Илья уехал. Однако услышанное не выходило из головы. Понятно, что не по заданию советской разведки Николай служил в немецкой армии. Было ощущение того, что он прикоснулся к чему-то, до сих пор совершенно неведомому и чужому. Но притягивало и интриговало это очень. Как это могло случиться с этим симпатичным и улыбчивым человеком? Как он оказался в армии врага? В его, Ильи, большой семье, честно говоря, мало кто симпатизировал советской власти, однако все мужчины воевали, и воевали достойно. А уж в семье жены воевала даже его незабвенная тёща.

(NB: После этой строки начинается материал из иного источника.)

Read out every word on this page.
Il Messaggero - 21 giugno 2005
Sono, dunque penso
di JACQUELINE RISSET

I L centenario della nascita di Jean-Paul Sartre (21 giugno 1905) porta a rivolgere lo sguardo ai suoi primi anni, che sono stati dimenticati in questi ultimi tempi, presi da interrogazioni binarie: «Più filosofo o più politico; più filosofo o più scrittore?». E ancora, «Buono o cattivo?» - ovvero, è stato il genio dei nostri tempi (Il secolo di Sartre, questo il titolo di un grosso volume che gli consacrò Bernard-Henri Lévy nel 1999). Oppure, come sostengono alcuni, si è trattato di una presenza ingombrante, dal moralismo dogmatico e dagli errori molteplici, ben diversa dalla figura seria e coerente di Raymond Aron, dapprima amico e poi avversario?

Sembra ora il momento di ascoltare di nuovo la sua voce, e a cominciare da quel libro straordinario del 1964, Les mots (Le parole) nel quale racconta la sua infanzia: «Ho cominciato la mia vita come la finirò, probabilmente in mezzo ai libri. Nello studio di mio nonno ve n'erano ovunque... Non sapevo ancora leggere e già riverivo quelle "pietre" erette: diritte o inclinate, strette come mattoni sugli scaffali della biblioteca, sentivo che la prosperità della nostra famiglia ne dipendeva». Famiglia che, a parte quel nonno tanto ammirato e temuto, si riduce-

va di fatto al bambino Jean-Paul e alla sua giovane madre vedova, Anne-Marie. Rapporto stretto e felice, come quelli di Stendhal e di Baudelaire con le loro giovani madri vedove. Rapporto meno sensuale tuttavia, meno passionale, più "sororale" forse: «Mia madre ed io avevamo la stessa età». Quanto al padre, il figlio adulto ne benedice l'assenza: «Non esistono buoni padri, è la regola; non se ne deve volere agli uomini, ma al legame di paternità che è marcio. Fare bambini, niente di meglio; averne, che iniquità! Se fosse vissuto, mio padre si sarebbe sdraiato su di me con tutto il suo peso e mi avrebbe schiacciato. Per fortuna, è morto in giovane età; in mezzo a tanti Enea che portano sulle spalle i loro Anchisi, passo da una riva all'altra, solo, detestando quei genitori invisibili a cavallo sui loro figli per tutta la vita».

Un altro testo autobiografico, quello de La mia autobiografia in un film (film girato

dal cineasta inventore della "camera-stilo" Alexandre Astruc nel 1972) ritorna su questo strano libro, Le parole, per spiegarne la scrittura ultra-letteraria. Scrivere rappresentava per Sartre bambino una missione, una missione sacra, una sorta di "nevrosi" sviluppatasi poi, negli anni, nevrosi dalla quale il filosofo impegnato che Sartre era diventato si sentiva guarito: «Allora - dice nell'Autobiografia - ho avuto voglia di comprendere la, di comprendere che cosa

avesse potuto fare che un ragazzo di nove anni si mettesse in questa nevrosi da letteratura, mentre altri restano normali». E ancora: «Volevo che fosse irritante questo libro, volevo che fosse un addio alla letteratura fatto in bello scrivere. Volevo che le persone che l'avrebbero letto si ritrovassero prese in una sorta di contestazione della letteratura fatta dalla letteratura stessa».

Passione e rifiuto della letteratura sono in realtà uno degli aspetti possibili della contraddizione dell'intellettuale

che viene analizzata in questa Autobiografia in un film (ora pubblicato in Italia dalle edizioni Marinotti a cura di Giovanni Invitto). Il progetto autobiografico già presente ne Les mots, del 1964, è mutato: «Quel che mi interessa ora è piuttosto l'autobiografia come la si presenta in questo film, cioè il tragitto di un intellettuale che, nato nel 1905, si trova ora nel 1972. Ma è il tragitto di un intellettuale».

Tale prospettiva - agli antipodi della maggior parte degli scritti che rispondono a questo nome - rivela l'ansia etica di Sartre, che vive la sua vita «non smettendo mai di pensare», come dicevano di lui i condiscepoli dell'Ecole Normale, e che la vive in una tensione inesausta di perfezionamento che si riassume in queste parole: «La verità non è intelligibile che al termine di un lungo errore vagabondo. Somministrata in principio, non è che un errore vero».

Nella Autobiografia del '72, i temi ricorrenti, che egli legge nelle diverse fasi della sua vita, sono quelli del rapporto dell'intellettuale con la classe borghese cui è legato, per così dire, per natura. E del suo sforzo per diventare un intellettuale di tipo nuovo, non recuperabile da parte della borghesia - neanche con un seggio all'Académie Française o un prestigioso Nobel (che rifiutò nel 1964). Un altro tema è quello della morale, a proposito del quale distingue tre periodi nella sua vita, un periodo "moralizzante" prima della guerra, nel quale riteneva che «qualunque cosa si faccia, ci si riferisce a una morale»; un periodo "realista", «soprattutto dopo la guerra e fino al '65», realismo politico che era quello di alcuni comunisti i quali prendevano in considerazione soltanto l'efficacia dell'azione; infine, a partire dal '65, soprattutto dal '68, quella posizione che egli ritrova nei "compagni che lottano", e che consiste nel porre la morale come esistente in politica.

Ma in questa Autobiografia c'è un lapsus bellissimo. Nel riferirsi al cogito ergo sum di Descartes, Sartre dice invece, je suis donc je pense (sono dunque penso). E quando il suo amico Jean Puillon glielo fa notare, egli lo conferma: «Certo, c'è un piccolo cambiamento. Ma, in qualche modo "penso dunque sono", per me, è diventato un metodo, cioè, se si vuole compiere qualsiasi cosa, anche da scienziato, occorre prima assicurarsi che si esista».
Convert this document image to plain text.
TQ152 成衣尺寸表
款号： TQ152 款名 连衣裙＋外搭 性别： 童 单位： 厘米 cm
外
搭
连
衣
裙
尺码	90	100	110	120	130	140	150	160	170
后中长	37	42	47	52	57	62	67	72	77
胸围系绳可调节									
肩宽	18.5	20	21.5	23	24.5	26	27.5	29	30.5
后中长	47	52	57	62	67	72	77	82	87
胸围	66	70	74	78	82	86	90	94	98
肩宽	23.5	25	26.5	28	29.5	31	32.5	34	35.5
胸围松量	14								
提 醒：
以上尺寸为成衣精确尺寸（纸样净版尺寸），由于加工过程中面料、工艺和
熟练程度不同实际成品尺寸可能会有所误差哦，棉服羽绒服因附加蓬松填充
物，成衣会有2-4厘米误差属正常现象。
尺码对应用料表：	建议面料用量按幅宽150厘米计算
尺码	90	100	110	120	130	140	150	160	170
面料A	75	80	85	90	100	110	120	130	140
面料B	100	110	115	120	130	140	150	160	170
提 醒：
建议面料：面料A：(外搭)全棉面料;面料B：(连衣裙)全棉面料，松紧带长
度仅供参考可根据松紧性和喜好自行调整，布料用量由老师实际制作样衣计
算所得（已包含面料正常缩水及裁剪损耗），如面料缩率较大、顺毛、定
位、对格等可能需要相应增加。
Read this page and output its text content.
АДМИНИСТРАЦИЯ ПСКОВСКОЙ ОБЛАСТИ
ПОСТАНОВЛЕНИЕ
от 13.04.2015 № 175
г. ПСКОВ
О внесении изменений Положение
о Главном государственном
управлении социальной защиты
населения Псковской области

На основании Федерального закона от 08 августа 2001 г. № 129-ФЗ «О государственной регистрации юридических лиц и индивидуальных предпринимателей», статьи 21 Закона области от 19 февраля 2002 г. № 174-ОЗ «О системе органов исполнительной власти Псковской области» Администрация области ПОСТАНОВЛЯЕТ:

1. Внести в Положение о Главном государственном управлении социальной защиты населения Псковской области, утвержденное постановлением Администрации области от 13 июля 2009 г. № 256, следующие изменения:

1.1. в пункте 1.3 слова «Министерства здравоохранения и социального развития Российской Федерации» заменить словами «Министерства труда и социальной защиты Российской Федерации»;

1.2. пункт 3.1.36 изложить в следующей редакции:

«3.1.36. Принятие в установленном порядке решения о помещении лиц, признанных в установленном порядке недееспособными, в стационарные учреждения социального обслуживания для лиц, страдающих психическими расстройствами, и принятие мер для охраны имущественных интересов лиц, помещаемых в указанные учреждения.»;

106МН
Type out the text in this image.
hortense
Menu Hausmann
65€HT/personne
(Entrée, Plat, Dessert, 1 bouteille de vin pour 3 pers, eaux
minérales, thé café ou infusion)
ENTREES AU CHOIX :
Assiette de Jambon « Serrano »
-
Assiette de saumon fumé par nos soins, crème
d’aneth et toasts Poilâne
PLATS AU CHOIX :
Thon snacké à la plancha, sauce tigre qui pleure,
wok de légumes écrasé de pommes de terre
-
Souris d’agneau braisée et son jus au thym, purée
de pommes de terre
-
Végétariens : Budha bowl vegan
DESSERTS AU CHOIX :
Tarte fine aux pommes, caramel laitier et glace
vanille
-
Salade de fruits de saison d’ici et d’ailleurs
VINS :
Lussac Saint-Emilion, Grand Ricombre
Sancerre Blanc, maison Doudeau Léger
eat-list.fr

На следующий день Зинаида улетала в отпуск навестить родных, живущих в Чикаго, а Николай оставался дома. Илья обещал ему в отсутствие жены показать пару домов, а также сделать фото их дома для продажи. Это был прекрасный повод встретиться с Николаем и поговорить «за жизнь». Через пару дней Николай позвонил сам:
– Господин Розов, это Николай Донсков…
Он мог бы и не называться, Илья узнал его сразу же. У окружавших Илью эмигрантов, приехавших из России и вроде бы давно уже живущих без «товарищей», обращение «господин» ещё вязло во рту. У Николая это звучало естественно и просто.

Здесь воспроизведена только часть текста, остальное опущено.